Steps taken towards the darkness in one period may be retrieved in the next. The competing species may itself have become extinct or have moved to another locality. Organs may have become modified or a new source of food supply tapped which enable them to return once more to shallower waters. No wonder that the steps in the progress, or rather retreat, to the abyss have been the work of a time that can be counted only by geological periods; and no wonder then at the remark made by many deep-sea naturalists that the abysmal fauna becomes poorer the farther it is from shallow water.
The group of the Asteroidea, or star-fishes, contributes largely to the fauna of the abyss.
During the voyage of the ‘Challenger’ no fewer than 109 different species were found in depths of over 500 fathoms, and in some localities a very large number of star-fish were taken in one haul of the dredge.
Nevertheless, there are not many abysmal genera that differ to any remarkable degree from the littoral ones; and indeed it may be said that the recent work on deep-sea Asteroids does not throw much new light either on the phylogeny of the group or on their palæontological history.
The genus Brisinga, at one time supposed to be a connecting link between the star-fishes and the brittle stars (Ophiurids), has recently been shown to be closely related to the families Heliasteridea, Echinasteridea, and others typical of the class Asteroidea; and, as Sladen has pointed out, the peculiarities of structure that it exhibits are probably due to its extreme isolation and the influence of its abysmal habitats.
But no work on the deep-sea fauna would be complete without some reference to Brisinga. Discovered by Asbjörnsen in 1853, in 200 fathoms of water in the Hardanger fjord, and described in a splendid memoir by the elder Sars, it excited great interest among naturalists. The great brilliancy of the phosphorescent light that it gave out on being brought on deck, the remarkable tendency that it had to cast off some of its numerous long, thin, ophiurid-like arms, and some of the general features of its internal anatomy were points that were considered at the time to be sufficient to justify the establishment of a separate sub-order for the family Brisingidæ.
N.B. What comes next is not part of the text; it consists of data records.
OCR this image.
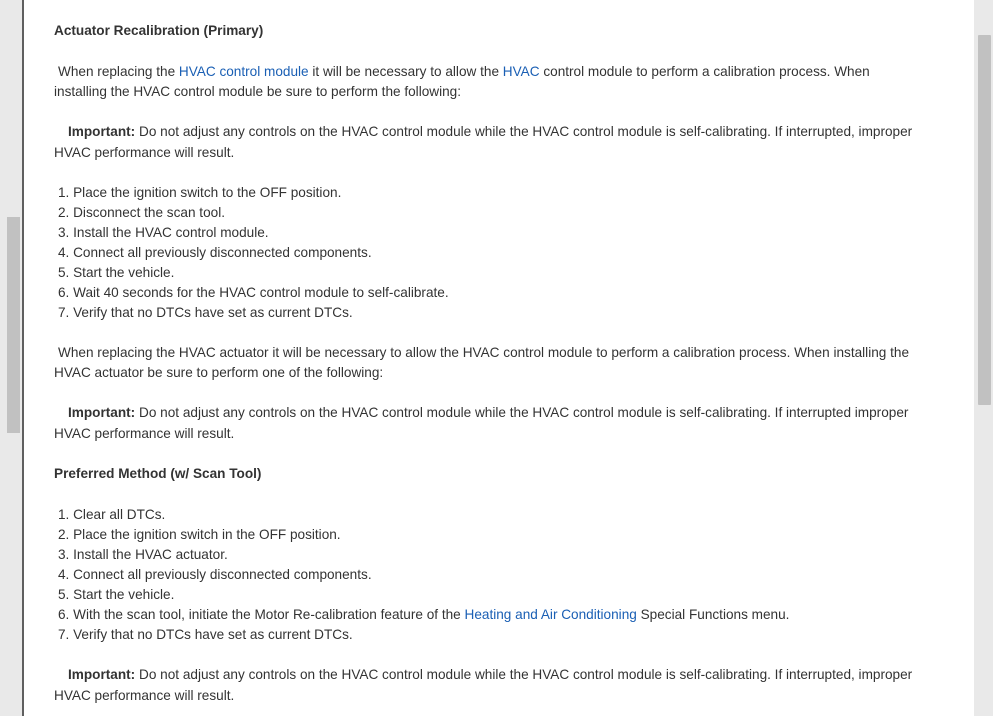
Actuator Recalibration (Primary)
When replacing the HVAC control module it will be necessary to allow the HVAC control module to perform a calibration process. When
installing the HVAC control module be sure to perform the following:
Important: Do not adjust any controls on the HVAC control module while the HVAC control module is self-calibrating. If interrupted, improper
HVAC performance will result.
1. Place the ignition switch to the OFF position.
2. Disconnect the scan tool.
3. Install the HVAC control module.
4. Connect all previously disconnected components.
5. Start the vehicle.
6. Wait 40 seconds for the HVAC control module to self-calibrate.
7. Verify that no DTCs have set as current DTCs.
When replacing the HVAC actuator it will be necessary to allow the HVAC control module to perform a calibration process. When installing the
HVAC actuator be sure to perform one of the following:
Important: Do not adjust any controls on the HVAC control module while the HVAC control module is self-calibrating. If interrupted improper
HVAC performance will result.
Preferred Method (w/ Scan Tool)
1. Clear all DTCs.
2. Place the ignition switch in the OFF position.
3. Install the HVAC actuator.
4. Connect all previously disconnected components.
5. Start the vehicle.
6. With the scan tool, initiate the Motor Re-calibration feature of the Heating and Air Conditioning Special Functions menu.
7. Verify that no DTCs have set as current DTCs.
Important: Do not adjust any controls on the HVAC control module while the HVAC control module is self-calibrating. If interrupted, improper
HVAC performance will result.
The more recent discovery, however, of genera allied to Brisinga has bridged over the gap separating it from other star-fish, and it is now considered simply as the type of a family of the order.
The numerous species of the genus that have been found since Asbjörnsen’s original discovery are all inhabitants of deep water, some of them going down to the enormous depth of 2,000 fathoms; indeed there are very few genera in the animal kingdom, containing so many species as the genus Brisinga, that have such a uniform deep-sea habitat.
The last group of Echinoderms that we have to consider is the Holothurians. It contains one order—the Elasipoda—that may be considered to be truly bathybial, as there is only one species belonging to it, Elpidia glacialis, that extends into water as shallow as fifty fathoms.
The Elasipoda are remarkable for their strongly-developed bilateral symmetry. Adult Echinoderms as a rule possess a well-marked radial symmetry, as we see exemplified in the feather-star, star-fish, and sea-urchin, but this radial symmetry is only adopted when they undergo their metamorphosis from the free swimming and bilaterally symmetrical larval stage. They are not born radially symmetrical, but become so as they grow up. Moreover, we must bear in mind that the radial symmetry of the adult only obscures, it does not obliterate, the bilateral symmetry of the larva.